Bütün onur veren üstünlükleri (kralların) önlerine seriyoruz ve böylece, sadece onaylayarak değil, öykünerek de onlardaki kötü huyları pekiştiriyoruz ve yetkili kılıyoruz. İskender’in çevresinde bulunanların her biri, başlarını onun gibi yana eğik tutuyordu. Dionysius’un dalkavuklarıysa onun gibi önlerini görmediklerini göstermek için önlerinde ne varsa devirerek sendeleyip tökezliyorlardı. Bedensel sakatlıklar bile çoğu zaman ilerlemeye ve ihsan görmeye yarardı; sağırlığın bu amacla kullanıldığını gördüm. Plutarkhos, efendileri karısından nefret ediyor diye, sevdikleri halde karılarını boşayan saray mensuplarını gördü. Daha da kötüsü, hovardalık ve evlilikleri bozmak itibar kazandı; her yeri yolsuzluklar, küfürler, gaddarlık, mezhep sapkınlığı, batıl inançlar, dinden çıkma, zevke düşkünlük sardı, daha kötüsü, daha kötüsü ne olabilirse, işte bir örnek: Mithridates’in dalkavukları, efendileri iyi hekim olmaya karar verince, ona kesip dağlaması için kollarını bacaklarını sundular. Daha da vahim olanı bunlar en narin ve soylu yerlerini, ruhlarını dağlatmaya katlanıyorlar.
Ve de başladığımı tamamlayayım: İmparator Adrianus, filozof Favorinus’la birkaç sözcüğün yorumlanması üzerine tartışıyordu; Favorinus, çok geçmeden üstünlüğü ona bıraktı ve bundan dolayı kendisine sitem eden arkadaşlarına, “Benimle alay mı ediyorsunuz!
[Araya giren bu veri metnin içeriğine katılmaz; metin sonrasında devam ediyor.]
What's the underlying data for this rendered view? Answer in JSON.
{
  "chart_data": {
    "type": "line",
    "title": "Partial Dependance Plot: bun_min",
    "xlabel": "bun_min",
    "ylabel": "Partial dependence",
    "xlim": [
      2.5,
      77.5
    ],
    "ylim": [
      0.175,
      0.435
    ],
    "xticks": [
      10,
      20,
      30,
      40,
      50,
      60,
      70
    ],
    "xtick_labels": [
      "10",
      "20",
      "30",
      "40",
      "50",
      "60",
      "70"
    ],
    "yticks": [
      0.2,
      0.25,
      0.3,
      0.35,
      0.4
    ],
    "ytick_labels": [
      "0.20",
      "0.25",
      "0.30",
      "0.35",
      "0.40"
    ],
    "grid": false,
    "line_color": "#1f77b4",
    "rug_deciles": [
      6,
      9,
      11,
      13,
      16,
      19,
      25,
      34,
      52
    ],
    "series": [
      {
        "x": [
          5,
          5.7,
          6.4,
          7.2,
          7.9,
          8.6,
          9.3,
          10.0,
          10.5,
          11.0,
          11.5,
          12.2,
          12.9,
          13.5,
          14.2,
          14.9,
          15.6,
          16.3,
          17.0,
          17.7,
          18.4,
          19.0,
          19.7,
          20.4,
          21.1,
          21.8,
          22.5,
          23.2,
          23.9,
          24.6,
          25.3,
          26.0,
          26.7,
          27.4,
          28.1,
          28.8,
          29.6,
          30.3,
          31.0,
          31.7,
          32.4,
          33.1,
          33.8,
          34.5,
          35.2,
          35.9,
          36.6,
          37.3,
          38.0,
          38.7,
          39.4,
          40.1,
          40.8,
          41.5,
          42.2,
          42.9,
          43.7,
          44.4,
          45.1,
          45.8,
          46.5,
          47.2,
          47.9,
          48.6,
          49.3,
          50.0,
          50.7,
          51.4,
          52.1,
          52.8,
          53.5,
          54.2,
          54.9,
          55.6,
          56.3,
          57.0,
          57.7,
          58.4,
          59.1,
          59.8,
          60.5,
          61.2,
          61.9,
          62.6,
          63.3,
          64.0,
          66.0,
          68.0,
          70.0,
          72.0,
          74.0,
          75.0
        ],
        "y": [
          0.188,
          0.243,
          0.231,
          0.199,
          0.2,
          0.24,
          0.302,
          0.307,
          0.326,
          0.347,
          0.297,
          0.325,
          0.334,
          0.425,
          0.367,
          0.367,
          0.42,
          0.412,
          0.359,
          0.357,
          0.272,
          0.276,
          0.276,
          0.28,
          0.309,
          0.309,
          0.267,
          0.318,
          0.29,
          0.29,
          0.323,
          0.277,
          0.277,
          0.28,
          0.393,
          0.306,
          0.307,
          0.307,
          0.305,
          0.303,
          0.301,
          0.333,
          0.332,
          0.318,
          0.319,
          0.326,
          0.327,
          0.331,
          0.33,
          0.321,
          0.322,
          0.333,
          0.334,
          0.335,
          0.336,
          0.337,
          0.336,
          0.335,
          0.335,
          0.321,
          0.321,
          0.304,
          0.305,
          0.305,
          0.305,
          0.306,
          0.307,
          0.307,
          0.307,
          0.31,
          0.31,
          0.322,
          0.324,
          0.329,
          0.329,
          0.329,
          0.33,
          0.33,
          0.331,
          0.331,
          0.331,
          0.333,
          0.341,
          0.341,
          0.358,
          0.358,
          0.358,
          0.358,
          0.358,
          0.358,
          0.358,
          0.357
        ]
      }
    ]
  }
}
Otuz lejyon askere komuta eden birinin benden daha az bilgili olmasını nasıl istersiniz?” Augustus, Asinius Pollio’ya karşı dizeler yazdı. “Bana gelince, susuyorum” der Pollio, “beni sürgüne gönderecek biri hakkında yazmak pek bilgece olmaz.” Onların hakkı vardı. Çünkü Dionysius ozan olarak Philoxenus’un eserlerinde de Platon’un düzeyine ulaşamadığı için birini taş ocaklarında çalışmaya mahkûm edip, diğerini köle olarak satılmak üzere Ægine adasına gönderdi.